What is important to understand is that this mentality can really be seen as analogous to gambling. I define gambling as taking risk in order to seek an outcome that is better than what is expected to happen. In other words, you are simply playing the odds and odds are not in your favor.

Now gambling can be seen as fun when it comes to a weekend in Las Vegas, but the stakes are much different when we apply the same principles to our life savings. When we faced the last financial crisis in 2008 and 2009, many investors and professionals alike believed that “this time was different.” And while we did experience one of the biggest declines in the market since the Great Depression, we also saw a rebound that rewarded the disciplined investor. In fact, if we look at the annualized return over the last 10 years, which of course includes the Great Recession, for IFA Index Portfolio 60, we will see a return of 4.81%. This 10-year period is not even considered a “left-tail” (i.e. extreme) event as it doesn’t even fall into the worst 2.5% of 10-year historical performances we have ever witnessed. See chart below.

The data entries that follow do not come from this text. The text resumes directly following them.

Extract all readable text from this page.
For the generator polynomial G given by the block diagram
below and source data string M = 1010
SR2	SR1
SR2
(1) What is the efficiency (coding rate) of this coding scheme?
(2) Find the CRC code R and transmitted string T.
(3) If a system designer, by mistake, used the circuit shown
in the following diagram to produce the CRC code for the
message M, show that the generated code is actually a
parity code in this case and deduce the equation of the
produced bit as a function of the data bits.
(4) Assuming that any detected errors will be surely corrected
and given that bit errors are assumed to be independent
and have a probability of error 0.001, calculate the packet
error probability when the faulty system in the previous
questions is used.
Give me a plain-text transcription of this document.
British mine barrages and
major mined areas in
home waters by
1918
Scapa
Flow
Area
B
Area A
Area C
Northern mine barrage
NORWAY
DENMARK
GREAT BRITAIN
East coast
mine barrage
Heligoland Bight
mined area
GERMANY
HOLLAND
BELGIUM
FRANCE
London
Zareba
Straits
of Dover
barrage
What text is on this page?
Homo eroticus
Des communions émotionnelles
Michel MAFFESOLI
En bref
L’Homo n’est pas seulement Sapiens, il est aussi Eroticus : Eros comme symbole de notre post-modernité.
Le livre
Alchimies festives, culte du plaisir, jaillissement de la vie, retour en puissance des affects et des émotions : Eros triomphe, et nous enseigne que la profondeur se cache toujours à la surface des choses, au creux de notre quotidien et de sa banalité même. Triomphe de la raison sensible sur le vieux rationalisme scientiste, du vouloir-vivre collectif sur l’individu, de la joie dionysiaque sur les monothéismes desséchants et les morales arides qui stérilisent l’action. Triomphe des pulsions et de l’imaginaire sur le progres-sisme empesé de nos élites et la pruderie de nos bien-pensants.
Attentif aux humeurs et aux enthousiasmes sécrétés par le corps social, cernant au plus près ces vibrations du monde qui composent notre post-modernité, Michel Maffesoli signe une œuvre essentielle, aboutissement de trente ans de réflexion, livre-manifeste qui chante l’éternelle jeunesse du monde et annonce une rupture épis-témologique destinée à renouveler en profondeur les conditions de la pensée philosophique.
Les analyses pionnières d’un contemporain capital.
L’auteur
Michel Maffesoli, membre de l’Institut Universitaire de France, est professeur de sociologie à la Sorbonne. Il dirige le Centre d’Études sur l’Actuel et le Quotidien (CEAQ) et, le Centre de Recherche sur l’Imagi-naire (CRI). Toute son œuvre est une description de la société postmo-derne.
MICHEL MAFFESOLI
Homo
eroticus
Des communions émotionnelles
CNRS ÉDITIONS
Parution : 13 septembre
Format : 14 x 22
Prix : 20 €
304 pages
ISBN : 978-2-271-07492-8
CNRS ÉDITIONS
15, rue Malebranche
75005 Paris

Click to see the full interactive IFA Index Portfolio chart

Believing “this time is different” is really just another form of gambling. It helps us cope with the uncertainty that we currently face without acknowledging its similarity to events that we have already faced in the past. History can act as guide in not only educating us about events of the past, but also quantify what we expect to happen in the future. There is the real risk that this time could be quite different, but as long as the capital markets stay competitive, prices will always reflect the positive expected return that investors demand on the capital they provide.